Despite security concerns, more Americans are willing to use digital wallets, if merchants oblige
The survey, commissioned by the nation’s largest bank, found that only 16 percent of U.S. consumers have completed a transaction with a digital wallet. One reason for the low uptake appears to be a perceived security risk: Almost half (46 percent) of those who have not used digital wallets cited security concerns as their reason for abstaining.
But another reason exists on the merchant side of the equation. With only 36 percent of merchants currently accepting digital wallets, consumers feel the technology isn’t widely enough available yet to rely on it as their primary payment method.
According to Chase’s findings, that could change substantially over the next several years.
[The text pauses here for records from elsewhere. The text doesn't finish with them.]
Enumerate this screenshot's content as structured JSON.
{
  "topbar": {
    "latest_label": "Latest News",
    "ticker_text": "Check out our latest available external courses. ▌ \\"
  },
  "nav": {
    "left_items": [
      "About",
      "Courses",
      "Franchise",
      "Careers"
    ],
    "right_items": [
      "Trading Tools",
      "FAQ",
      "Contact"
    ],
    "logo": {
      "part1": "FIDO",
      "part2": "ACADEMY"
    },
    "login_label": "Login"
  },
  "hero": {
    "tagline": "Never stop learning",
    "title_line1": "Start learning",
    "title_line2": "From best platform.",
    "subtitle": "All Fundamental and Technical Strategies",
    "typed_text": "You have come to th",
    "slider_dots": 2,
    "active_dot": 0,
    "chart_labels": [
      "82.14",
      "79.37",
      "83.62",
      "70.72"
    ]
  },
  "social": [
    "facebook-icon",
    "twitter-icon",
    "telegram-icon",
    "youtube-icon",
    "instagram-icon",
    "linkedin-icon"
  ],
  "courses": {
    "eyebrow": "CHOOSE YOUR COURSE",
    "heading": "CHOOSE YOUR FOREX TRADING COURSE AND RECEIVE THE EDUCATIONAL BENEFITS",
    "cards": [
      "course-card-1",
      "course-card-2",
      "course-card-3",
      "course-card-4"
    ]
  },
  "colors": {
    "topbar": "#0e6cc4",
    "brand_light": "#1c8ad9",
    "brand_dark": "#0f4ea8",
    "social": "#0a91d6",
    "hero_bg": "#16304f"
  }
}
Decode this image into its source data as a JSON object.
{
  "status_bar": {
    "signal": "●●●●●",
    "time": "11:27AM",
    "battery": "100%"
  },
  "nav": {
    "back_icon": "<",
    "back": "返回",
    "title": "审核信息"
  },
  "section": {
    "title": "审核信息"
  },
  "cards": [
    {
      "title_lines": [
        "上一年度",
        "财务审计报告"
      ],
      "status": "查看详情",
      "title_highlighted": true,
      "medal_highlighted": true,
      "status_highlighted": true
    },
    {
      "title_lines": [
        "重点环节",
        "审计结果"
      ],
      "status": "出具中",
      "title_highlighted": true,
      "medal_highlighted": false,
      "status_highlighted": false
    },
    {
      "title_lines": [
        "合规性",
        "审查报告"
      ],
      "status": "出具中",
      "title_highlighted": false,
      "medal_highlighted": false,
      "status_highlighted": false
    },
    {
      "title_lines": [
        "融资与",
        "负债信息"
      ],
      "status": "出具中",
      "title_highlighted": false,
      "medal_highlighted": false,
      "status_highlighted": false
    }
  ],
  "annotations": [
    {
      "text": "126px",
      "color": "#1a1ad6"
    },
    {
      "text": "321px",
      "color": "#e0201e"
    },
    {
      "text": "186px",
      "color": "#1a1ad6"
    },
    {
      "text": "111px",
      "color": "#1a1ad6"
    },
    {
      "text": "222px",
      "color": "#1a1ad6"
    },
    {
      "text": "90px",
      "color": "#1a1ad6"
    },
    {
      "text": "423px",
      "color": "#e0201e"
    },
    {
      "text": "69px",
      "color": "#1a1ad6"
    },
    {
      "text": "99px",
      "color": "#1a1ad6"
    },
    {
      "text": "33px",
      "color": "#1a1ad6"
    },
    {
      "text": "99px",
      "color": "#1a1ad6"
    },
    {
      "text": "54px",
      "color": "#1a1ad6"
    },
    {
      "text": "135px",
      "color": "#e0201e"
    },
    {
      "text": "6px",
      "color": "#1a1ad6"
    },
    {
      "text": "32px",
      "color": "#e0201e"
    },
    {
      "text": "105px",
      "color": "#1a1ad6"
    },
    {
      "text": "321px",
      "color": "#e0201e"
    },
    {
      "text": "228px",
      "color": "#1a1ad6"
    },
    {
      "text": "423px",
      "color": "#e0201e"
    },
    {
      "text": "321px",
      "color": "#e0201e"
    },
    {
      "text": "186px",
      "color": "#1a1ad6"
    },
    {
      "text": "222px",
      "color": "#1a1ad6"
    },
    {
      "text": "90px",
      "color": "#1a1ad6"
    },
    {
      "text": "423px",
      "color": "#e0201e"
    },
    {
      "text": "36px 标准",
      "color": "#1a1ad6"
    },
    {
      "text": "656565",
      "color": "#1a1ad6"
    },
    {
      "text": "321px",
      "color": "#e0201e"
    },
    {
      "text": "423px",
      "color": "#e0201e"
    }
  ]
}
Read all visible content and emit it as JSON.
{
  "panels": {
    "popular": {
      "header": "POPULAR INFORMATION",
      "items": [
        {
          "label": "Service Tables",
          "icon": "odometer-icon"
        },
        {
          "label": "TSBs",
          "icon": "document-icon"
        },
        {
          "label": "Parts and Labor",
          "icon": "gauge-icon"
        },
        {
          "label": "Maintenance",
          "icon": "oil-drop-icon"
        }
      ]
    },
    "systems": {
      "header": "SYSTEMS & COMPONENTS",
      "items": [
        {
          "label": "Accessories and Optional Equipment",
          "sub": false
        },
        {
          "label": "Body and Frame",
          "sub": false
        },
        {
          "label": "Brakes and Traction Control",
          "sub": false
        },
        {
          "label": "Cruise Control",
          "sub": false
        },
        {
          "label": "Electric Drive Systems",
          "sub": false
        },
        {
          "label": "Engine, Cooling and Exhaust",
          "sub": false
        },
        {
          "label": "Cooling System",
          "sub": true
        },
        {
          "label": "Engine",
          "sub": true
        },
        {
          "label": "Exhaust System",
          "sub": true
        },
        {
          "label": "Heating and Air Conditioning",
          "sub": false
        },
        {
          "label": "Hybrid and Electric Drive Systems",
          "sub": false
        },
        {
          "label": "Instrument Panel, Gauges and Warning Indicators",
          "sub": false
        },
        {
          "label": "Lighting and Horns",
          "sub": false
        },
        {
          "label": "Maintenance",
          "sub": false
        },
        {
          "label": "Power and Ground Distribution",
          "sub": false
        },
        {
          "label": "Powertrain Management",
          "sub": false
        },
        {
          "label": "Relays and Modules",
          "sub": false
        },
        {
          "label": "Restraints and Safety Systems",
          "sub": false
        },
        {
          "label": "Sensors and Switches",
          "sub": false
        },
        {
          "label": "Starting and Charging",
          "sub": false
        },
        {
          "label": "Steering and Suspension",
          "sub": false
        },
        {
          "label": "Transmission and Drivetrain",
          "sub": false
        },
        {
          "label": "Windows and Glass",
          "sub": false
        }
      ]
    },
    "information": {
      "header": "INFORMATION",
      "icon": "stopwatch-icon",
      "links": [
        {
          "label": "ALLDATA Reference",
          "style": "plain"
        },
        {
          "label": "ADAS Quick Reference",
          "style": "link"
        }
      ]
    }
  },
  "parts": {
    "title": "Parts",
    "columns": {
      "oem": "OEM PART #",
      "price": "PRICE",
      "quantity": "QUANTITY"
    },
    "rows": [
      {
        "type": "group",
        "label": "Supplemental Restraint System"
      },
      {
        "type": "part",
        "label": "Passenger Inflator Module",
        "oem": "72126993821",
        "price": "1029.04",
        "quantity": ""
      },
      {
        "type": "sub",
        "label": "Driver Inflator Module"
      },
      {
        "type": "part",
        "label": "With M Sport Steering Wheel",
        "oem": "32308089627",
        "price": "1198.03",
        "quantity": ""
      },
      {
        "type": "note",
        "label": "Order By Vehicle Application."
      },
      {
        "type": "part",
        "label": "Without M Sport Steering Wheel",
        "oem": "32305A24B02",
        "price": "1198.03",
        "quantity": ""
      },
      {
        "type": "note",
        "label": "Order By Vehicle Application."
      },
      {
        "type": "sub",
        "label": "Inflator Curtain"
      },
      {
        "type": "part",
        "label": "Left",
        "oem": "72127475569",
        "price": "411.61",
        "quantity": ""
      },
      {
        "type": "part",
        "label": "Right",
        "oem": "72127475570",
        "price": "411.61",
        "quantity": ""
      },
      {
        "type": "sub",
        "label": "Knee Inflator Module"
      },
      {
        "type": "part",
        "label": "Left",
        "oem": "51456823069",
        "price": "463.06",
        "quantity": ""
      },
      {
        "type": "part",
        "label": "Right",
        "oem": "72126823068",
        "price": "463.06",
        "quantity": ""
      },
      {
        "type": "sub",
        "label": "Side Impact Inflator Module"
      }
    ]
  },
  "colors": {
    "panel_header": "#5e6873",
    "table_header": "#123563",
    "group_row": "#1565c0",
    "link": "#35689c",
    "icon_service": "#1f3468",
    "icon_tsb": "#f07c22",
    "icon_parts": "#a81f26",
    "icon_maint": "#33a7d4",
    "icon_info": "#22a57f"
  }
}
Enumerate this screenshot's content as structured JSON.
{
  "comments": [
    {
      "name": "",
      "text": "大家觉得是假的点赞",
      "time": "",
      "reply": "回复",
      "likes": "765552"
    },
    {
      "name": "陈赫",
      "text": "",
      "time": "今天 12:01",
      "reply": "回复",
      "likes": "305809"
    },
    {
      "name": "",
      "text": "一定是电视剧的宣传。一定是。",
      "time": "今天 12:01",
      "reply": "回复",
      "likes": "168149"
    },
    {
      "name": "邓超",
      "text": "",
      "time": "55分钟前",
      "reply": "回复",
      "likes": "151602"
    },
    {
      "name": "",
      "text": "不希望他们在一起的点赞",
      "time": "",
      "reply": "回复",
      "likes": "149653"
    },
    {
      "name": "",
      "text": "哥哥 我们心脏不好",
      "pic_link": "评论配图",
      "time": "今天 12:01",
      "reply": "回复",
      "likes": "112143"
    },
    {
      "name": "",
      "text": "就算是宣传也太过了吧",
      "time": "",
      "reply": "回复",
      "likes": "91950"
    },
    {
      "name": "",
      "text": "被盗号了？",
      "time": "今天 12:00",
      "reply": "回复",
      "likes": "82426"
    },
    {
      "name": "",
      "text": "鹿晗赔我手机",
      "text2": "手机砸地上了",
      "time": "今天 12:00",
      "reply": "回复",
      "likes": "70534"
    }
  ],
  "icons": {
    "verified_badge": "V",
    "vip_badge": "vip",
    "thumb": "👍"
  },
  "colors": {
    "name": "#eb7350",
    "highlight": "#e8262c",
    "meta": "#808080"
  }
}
When merchant respondents were asked whether they anticipate accepting various payment types five years from now, digital wallet acceptance surged to the top, matched only by credit cards. Close to 70 percent of merchants expect to accept digital wallets in five years, which would almost double today’s rate.
Still, it seems merchants may have to wait for consumers to catch up. While consumer respondents also predicted a strong rise in their use of digital wallets in five years – up to 41 percent versus today’s 16 percent – their anticipated preferences still favor debit cards, credit cards and cash ahead of digital wallets.
Conducted in the fall of 2016, Chase’s survey was administered by Forrester Consulting and included 1,500 U.S. consumers age 18 or older who go online at least weekly, and over 800 merchants across a variety of industries. The survey results were released Feb. 28.